The stories that people tell are just incredible. Every time I hear one I am astonished all over again. Today I was at the medical center in the Dome complex picking up a prescription for a woman who had fallen in the bathroom and whose legs were so swollen that she couldn't possibly walk that far. On my way out I was snagged by various people needing help on various things. An aide asked me to take a man back to the Dome in his wheelchair; the golf carts they'd been using to transport people were all tied up (another story). I recognized him as a Dome resident I'd seen earlier; he was easy to recognize because both of his feet were swaddled in bandages. I heard his story as I wheeled him back to the Dome. He had worked for a long time at the Fairmont Hotel in New Orleans; he was in charge of setting up the chairs, tables, etc. for banquets, and supervised a staff of fifteen, he told me. At 7:30 a.m. on the Monday after the hurricane, he said, the Fairmont floor was as dry as a bone. By about 9:30 the water was knee-high. And then within 45 minutes it was shoulder-high. He and other employees left for the Superdome, wading their way through the streets. They passed dead bodies floating in the water, he said, and his theory was that some of these people had drowned because they stepped into sewer holes whose lids had been blown off by the force of the water. He was luckier, but his feet got so infected by the foul water that it'll be some months before he can walk again.
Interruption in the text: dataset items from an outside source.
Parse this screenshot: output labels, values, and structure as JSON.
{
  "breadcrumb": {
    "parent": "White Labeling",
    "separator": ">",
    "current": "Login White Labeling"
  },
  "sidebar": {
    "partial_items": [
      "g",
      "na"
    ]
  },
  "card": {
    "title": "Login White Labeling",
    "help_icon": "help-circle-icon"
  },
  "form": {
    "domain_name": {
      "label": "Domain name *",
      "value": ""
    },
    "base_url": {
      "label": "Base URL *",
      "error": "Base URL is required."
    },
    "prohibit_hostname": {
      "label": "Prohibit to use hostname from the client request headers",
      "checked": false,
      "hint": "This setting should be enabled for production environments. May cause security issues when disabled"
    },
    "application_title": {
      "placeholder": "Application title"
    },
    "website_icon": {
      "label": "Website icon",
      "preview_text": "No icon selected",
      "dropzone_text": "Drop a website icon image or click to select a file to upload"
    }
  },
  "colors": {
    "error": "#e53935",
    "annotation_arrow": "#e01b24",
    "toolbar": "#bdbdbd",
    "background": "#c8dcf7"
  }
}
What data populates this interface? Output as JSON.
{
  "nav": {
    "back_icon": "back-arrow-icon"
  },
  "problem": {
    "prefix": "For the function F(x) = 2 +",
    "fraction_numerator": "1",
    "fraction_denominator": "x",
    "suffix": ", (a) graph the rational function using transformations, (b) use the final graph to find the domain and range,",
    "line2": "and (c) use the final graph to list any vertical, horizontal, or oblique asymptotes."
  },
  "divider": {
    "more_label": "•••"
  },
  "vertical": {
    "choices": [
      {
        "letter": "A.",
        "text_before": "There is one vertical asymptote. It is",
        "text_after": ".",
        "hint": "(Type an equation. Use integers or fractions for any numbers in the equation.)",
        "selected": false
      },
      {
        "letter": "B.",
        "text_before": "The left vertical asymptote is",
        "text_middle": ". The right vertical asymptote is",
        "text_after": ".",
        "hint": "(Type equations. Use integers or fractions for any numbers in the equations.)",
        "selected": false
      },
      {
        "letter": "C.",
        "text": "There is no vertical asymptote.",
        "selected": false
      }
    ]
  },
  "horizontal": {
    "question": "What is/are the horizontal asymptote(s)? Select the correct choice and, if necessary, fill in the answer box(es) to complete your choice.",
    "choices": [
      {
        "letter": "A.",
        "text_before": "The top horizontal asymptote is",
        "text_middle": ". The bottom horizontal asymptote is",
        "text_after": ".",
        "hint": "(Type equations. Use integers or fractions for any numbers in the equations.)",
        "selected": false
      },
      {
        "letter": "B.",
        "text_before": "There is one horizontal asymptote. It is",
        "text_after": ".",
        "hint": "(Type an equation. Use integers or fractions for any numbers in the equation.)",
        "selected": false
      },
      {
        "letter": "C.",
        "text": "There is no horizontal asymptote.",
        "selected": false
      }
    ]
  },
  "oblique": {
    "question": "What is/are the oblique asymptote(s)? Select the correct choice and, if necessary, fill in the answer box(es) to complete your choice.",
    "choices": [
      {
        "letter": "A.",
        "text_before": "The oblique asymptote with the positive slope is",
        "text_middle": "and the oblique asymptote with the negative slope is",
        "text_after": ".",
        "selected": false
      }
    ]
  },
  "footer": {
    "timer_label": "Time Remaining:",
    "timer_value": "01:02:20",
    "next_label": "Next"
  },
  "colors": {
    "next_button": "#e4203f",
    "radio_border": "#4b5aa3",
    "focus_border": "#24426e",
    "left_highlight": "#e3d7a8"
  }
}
He enjoyed the wheelchair ride a lot today because this was the first fresh air he'd gotten since he arrived at the Astrodome. In addition, we ran into two other people he had worked with at the Fairmont who had escaped with him, and they had a nice reunion. He joked with them about how, just before the hurricane, he had ordered some new furniture for his house, but he literally hadn't even had a chance to sit on the sofa before the flood washed it all away! We were also approached by an older man who was handing out religious tracts. My charge accepted a booklet, saying it would give him a way to pass the time this evening. Last, we stopped at a bank of telephones, where you can call anywhere in the US for free, and he was able to reach both his brother and his sister for the first time since the hurricane. He is being relocated soon, he believes, to a nursing home in the Houston area where he will recuperate until he can walk again. Although his siblings said they'd like him to come to Baton Rouge where they live, he said they are unable to come for him. I wheeled him up to a huge ramp by means of which you go back into the Dome, and some other Red Cross workers came and negotiated that steep slope with him in his wheelchair, taking him back inside for one more night.